Still no. For what is a ghost? It is the phantom sense we get of a once-living being who is no longer with us, but yet, is still somehow present. Which means that the Holy Ghost is every taste we have of Jesus, who once walked among us and currently does not. He is the wisp in the wind that reminds us of the Lord who lived with us, who occupied the same spaces that we do. He is a reminder of the Christ who lived, died, and lived again for us - every time we smell that smell we can't quite place, every time we have that feeling of wanting to talk to Him and turning around to see if He's there. That's the Holy 'Ghost.' Still not an actual spirit in the sense that we think of spirits, but the experience that this person of God gives us of the Trinity. 

 He is the person of God and no mere apparition. He waits for the same invitation into our lives that God does, rather than just lurking in our closet or being here all the time. There's nothing in Scripture that says the Holy Spirit just roams around and fills the whole earth, whether it wants Him or not; rather, He is a gift for believers, for all believers, from the moment they accept Him. And then, He does not - He cannot - simply roam around our lives like some kind of roomba that we set on autopilot and expect to keep our lives clean without our investment or engagement. Again, that's not how the Holy Spirit works. That's not how the person of God works. 

What we have to do, as Christians, is to start developing the kind of relationship with the Holy Spirit that we have developed over the years with God, through the Old Testament, and Jesus, through the New Testament, by just steeping ourselves in His story and finding out what He's doing in the world, how He's doing it, and how He intends for us to join Him. 

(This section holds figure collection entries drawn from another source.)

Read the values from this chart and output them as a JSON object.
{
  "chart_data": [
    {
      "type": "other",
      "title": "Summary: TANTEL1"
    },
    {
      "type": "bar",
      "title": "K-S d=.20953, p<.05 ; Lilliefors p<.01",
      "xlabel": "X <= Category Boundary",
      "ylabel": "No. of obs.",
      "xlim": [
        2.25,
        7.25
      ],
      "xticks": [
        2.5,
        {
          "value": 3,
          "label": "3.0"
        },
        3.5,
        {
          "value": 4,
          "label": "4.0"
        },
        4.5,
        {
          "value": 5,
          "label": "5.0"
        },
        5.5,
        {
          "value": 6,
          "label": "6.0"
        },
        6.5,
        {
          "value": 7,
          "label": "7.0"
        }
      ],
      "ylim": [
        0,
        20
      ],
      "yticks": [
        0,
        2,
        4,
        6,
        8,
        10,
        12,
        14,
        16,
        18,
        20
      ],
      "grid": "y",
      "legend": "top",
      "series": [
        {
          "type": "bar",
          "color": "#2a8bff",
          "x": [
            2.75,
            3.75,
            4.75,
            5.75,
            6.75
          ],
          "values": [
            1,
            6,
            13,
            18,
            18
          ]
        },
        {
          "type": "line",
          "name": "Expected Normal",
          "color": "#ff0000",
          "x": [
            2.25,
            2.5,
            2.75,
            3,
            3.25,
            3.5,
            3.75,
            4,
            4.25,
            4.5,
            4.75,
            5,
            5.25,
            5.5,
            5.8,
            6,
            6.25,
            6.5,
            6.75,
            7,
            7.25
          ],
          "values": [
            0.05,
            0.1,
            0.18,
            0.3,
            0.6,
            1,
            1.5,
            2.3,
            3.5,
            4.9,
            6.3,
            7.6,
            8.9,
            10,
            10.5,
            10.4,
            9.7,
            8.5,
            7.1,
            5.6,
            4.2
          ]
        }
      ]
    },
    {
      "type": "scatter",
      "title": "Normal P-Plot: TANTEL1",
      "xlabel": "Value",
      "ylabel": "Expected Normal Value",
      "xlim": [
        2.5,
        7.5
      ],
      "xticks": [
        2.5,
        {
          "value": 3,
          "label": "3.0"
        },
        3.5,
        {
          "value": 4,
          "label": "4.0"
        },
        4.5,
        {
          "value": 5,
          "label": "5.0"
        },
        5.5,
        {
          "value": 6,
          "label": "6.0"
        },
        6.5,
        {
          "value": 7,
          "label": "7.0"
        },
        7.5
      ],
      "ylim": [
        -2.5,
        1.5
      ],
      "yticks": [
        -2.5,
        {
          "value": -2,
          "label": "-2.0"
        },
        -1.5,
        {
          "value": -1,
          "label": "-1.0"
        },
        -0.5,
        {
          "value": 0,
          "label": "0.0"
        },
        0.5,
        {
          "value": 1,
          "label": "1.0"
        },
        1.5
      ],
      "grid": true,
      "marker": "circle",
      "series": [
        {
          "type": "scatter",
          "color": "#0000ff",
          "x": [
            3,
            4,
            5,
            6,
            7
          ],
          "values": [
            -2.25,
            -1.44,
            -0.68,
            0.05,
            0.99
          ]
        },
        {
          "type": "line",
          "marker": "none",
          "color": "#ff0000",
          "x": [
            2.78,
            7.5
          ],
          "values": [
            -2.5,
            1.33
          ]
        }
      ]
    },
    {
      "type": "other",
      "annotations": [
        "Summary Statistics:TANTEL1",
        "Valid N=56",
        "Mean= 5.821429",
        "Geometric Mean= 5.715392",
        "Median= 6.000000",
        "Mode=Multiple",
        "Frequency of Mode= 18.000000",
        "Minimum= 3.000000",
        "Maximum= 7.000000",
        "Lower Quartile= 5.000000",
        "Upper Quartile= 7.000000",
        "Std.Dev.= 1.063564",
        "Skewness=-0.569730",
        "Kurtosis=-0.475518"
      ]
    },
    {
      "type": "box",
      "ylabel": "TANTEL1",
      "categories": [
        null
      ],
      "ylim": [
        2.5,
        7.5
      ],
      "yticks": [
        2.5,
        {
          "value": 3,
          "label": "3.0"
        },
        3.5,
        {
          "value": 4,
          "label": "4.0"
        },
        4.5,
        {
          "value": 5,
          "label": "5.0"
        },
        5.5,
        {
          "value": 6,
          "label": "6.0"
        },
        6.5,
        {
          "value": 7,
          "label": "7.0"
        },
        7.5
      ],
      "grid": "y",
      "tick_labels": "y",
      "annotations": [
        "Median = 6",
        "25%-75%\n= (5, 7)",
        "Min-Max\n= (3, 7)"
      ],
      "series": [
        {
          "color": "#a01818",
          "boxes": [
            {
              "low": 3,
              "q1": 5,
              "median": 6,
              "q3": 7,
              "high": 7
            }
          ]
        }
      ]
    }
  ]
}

In many ways, I wish the Bible were more clear about this, but the truth is that it can't be. It can't be because the story of the presence of the person of the Holy Spirit is an ongoing, developing story that is happening in all of us in the 'already, but not yet.' We're living it. We're writing that story right now, and so it's not something that's revelatory for us in its history, but in its present. It's not from the beginning of time, but right now. It's not merely at one point in time, but at every point in time. At least, in our time. 

We often wonder sometimes - at least, I do - what it might have been like to live in a time when God Himself was seemingly so active in His world. In the Old Testament, when He spoke to His people and led them in battle and called them to greater things. What it might have been like to live in a time when Jesus was alive, in flesh and bone, and walking the same streets with us, as in the Gospels. But we live in such a time. Our time is marked by the presence of the Holy Spirit, just as near as God or Christ have ever been. The third person of the Trinity, given to us for these chapters of His story, these chapters we're writing right now. 

Let us never forget that we are living the story we so often wonder about. And let us never stop wondering about the story we're living.